We study the problem of load balancing in datacenter networks, namely, assigning the end-to-end data flows among the available paths in order to efficiently balance the load in the network. The solutions used today typically rely on ECMP, which essentially attempts to balance the load by hashing the flows to the available shortest paths, and it is known to perform poorly when there is asymmetry in either the network topology or the traffic. In this talk, we consider a general network topology where each link has a cost which is a convex function of the link utilization. We propose a low-complexity congestion-aware algorithm that assigns the flows to the available paths in an online fashion and without splitting, and prove that it asymptotically minimizes the network cost when the number of flows in the network is large. Extensive simulation results are presented that show that our algorithm not only outperforms ECMP significantly, but is also close to optimal cost, under a wide range of traffic conditions and under different datacenter architectures.

This is a joint work with Mehrnoosh Shafiee (PhD student).

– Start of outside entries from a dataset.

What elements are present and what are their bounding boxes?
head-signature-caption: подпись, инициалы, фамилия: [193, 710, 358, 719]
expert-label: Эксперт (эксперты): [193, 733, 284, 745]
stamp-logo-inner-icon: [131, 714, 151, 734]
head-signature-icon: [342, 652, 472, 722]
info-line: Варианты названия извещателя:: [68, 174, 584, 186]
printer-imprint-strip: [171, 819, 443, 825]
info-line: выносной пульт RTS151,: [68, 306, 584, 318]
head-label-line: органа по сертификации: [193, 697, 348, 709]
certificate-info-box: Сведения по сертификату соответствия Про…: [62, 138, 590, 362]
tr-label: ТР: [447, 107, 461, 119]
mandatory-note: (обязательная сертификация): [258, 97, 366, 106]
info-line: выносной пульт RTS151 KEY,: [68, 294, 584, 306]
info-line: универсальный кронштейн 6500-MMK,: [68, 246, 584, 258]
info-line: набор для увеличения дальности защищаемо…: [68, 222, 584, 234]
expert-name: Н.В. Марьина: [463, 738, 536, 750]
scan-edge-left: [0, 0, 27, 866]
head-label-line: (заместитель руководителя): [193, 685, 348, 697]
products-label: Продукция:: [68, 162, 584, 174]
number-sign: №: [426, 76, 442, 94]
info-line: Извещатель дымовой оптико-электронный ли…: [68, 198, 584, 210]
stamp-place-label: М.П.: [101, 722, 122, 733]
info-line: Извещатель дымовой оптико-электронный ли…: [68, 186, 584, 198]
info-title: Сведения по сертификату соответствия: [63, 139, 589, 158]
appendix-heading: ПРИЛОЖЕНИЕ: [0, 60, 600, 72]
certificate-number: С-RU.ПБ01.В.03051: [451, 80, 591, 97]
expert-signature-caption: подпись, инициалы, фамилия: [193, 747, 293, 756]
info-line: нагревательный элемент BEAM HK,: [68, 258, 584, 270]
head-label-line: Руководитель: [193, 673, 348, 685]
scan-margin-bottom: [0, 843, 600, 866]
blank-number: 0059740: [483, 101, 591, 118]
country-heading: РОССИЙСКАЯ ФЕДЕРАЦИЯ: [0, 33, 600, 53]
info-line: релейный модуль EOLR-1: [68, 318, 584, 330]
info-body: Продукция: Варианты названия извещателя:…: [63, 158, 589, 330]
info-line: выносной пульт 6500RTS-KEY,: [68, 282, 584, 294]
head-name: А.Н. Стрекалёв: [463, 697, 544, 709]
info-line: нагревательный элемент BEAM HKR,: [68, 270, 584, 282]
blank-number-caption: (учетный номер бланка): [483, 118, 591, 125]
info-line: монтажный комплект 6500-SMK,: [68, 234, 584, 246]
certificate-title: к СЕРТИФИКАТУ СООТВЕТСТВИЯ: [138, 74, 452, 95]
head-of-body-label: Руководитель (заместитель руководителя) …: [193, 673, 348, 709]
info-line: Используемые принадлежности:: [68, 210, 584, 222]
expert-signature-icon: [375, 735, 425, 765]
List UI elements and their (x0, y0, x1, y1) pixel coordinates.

Fast structured matrix factorization and time series applications

Nikhil Rao
University of Texas, Austin

Matrix Factorization (MF) methods have been applied to a variety of applications, such as recommender systems and multilabel learning. In several applications of interest, there is additional information available in the form of pairwise relationships between variables, such as a social network or product co-purchasing information. We develop a scalable, conjugate gradient based method for Graph Structured matrix factorization problems, and show that such methods can be cast as a weighted atomic norm regularized program. We then turn to applications in high dimensional time series forecasting, and show that such problems can be cast in the aforementioned framework.

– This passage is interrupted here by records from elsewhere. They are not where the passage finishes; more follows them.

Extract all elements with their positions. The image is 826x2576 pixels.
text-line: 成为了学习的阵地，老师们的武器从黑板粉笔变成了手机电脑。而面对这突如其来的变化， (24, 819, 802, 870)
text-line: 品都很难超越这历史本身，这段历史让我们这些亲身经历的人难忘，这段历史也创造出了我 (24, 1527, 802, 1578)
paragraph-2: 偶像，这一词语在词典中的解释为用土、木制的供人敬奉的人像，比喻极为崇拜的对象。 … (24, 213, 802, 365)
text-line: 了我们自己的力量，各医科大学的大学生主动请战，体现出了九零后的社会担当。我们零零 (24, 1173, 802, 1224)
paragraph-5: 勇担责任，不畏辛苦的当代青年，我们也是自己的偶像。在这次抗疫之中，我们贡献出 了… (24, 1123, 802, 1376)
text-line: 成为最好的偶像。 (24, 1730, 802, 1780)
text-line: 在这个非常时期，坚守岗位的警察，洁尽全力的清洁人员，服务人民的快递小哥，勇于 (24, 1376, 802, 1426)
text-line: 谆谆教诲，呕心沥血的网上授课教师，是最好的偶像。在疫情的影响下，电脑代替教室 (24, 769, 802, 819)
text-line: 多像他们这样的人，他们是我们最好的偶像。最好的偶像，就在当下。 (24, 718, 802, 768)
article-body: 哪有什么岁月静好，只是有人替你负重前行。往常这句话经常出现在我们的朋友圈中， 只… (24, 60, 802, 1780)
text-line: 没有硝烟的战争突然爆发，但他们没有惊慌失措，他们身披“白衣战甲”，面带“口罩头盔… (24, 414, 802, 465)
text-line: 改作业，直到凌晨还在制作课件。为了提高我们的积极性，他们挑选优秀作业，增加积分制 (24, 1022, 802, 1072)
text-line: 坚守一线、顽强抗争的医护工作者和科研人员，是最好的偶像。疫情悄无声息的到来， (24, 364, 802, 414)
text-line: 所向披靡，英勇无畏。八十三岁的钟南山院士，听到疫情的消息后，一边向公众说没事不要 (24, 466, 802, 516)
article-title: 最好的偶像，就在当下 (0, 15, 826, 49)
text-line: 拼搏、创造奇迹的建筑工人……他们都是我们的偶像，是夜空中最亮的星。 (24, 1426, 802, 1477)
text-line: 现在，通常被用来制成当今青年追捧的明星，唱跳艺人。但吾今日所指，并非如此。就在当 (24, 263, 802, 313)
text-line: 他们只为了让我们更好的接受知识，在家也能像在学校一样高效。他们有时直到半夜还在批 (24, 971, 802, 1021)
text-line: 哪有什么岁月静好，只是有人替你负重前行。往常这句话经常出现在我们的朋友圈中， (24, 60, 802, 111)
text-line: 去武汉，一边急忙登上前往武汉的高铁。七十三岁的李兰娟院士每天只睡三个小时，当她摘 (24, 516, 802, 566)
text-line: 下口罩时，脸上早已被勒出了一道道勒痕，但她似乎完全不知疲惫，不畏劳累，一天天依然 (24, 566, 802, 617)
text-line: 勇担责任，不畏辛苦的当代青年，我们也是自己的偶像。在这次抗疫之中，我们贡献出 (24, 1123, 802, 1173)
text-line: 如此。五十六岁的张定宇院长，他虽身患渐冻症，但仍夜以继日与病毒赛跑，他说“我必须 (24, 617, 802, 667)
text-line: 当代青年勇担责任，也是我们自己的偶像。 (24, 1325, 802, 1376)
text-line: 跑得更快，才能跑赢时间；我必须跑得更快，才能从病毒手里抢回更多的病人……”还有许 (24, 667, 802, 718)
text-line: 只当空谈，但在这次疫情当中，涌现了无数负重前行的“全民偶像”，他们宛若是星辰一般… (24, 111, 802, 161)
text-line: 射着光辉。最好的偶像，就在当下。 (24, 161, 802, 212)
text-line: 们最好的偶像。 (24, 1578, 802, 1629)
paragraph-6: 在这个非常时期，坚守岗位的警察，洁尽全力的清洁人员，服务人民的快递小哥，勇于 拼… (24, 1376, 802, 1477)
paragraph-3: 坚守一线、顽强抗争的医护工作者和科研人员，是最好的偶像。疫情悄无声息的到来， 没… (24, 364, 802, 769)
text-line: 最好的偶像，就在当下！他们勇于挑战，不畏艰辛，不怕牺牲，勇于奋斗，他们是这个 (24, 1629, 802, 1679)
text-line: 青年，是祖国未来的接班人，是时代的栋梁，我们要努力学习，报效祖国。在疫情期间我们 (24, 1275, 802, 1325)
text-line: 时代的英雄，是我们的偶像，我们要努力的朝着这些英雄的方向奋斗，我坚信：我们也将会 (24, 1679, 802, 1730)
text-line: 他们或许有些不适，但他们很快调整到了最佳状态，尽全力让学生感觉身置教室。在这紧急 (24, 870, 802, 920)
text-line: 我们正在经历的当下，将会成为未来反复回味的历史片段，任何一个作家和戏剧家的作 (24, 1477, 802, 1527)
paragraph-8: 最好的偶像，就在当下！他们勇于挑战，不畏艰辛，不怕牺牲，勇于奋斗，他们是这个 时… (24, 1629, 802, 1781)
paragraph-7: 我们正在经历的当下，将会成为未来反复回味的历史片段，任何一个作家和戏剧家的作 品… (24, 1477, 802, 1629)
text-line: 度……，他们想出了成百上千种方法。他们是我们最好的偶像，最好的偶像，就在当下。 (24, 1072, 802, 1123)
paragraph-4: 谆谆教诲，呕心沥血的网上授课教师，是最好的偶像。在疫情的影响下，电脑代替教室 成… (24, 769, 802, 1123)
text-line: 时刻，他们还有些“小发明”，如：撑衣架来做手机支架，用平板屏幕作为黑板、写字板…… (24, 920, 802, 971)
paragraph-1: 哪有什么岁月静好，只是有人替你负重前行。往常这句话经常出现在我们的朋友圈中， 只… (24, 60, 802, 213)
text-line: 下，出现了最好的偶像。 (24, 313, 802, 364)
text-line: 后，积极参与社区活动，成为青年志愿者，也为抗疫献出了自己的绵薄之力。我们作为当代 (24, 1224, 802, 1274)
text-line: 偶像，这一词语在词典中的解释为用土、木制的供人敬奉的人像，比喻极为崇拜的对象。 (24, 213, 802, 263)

This is joint (and ongoing) work with Hsiang-Fu Yu and Inderjit Dhillon

Applications of randomized sketching to subsampling, robust regression and linear algebra

Stephen Becker
University of Colorado at Boulder

The fast Johnson-Lindenstrauss transform has triggered a large amount of research into fast randomized transforms that reduce data dimensionality while approximately preserving geometry. We discuss uses of these fast transforms in three situations. In the first, we use the transform to precondition a data matrix before subsampling, and show how for huge data sets, this leads to great acceleration in algorithms such as PCA and K-means clustering. The second situation reconsiders the common problem of sketching for regression. We argue that it is more natural to switch to a robust model, and we further introduce a "partially sketched" variant. Finally, we present recent empirical work on using sketching to reduce the need for pivoting in the QR and LU decompositions.

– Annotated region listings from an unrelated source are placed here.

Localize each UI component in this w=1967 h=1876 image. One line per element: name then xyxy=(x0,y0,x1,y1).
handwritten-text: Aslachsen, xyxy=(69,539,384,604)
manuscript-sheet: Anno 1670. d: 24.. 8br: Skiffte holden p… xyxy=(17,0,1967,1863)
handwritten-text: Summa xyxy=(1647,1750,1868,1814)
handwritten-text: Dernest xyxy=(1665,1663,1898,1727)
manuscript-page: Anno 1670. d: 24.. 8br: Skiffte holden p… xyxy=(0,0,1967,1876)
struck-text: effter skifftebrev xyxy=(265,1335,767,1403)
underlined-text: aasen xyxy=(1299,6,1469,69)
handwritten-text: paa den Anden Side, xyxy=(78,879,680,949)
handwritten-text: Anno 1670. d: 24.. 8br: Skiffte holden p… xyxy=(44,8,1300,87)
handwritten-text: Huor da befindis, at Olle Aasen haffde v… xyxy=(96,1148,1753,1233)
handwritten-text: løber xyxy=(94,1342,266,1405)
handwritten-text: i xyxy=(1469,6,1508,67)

This work is joint with Farhad Pourkamali-Anaraki, Marek Petrik , Ban KawasKarthikeyan Ramamurthy, and Laura Grigori

What do super-resolution and time-series analysis have in common?

Armin Eftekhari
University of Texas, Austin

I will discuss two topics in model-based signal processing. The first part of the talk is focused on a fast two-phase algorithm for super-resolution with strong theoretical guarantees. Given the low-frequency part of the spectrum of a sequence of impulses, Phase I consists of a greedy algorithm that roughly estimates the impulse positions. These estimates are then refined with a local optimization in Phase II. The backbone of our approach is the fundamental work of Slepian et al. involving prolate functions and their unique properties which I will briefly cover.
In the context of nonlinear time-series analysis, delay-coordinate mapping is arguably the main tool of the trade, the efficacy of which has been long established by the celebrated Takens' embedding theorem, in the absence of noise. In the second part of this talk, we study the delay-coordinate mapping by extending Takens' result to account for measurement noise. In doing so, we answer a longstanding question in nonlinear time-series analysis.

This is joint work with Mike Wakin, Zhihui Zhu, and Paul Martin at Colorado School of Mines, as well as Han Lun Yap and Chris Rozell at Georgia Tech.